- Interactive map of La Estación de El Espinar
- Coordinates: 40°44′25″N 4°11′13″W﻿ / ﻿40.74038°N 4.18688°W
- Country: Spain
- Region: Castile and Leon
- Province: Province of Segovia
- Established: 1888
- Demonym: Espinariegos/as
- Time zone: UTC+1 (CET)
- • Summer (DST): UTC+2 (CEST)
- Postal code: 40400

= La Estación de El Espinar =

La Estación de El Espinar is one of the four population centres that is included in the municipality of El Espinar. It belongs as well to the province of Segovia and to the autonomous community of Castile and Leon in the country of Spain.

==Geography==
The Moros river passes through the northern limit and the western slope of the nearby Cabeza Reina mountain meets the easternmost streets.
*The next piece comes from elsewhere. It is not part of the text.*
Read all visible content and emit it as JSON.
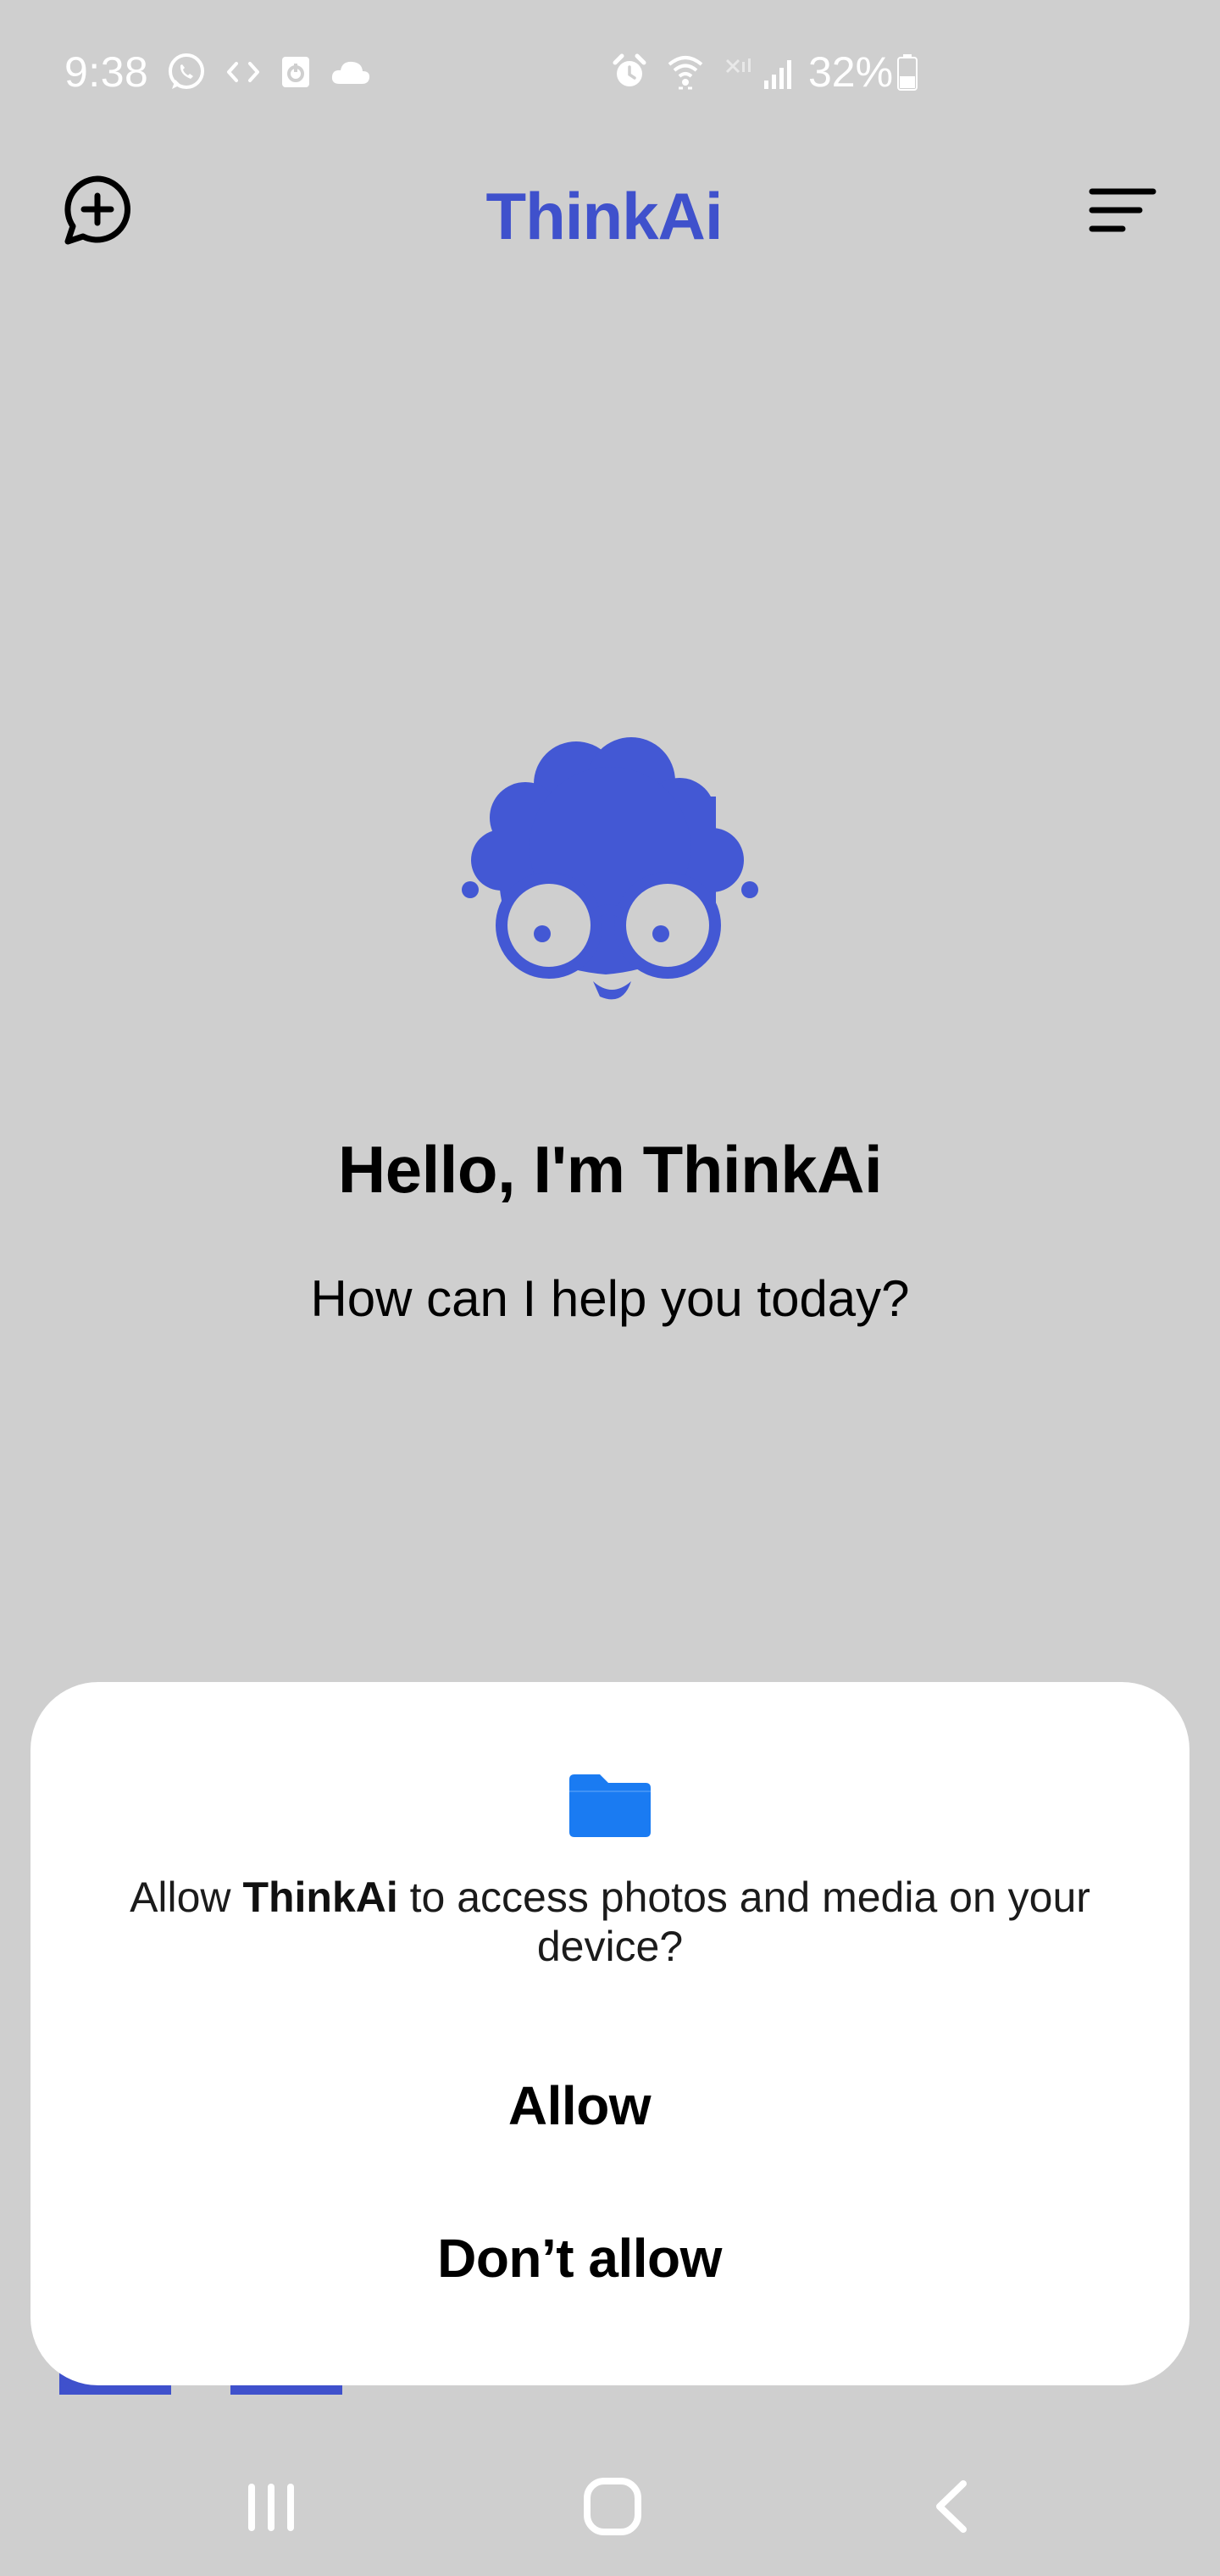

The natural swimming pool of La Panera is located about two kilometres northeast by following the river.
It is bordered by the south and by the west with the AP-6 motorway and the N-603 main road, respectively.

==History==
The beginning of this population centre can be tracked back in 1888 when the railway between Segovia, Collado Villalba and Madrid was started-up. The first houses were built at the eastern side of the railway, and then it expanded southeast. The western side of the railway has less houses, and in the early 19th century a wood company was created only 30 metres west of the current train station. This wood company was the first one of the entire municipality of El Espinar. Although it was closed down in the late 1970s, the smokestack is still there.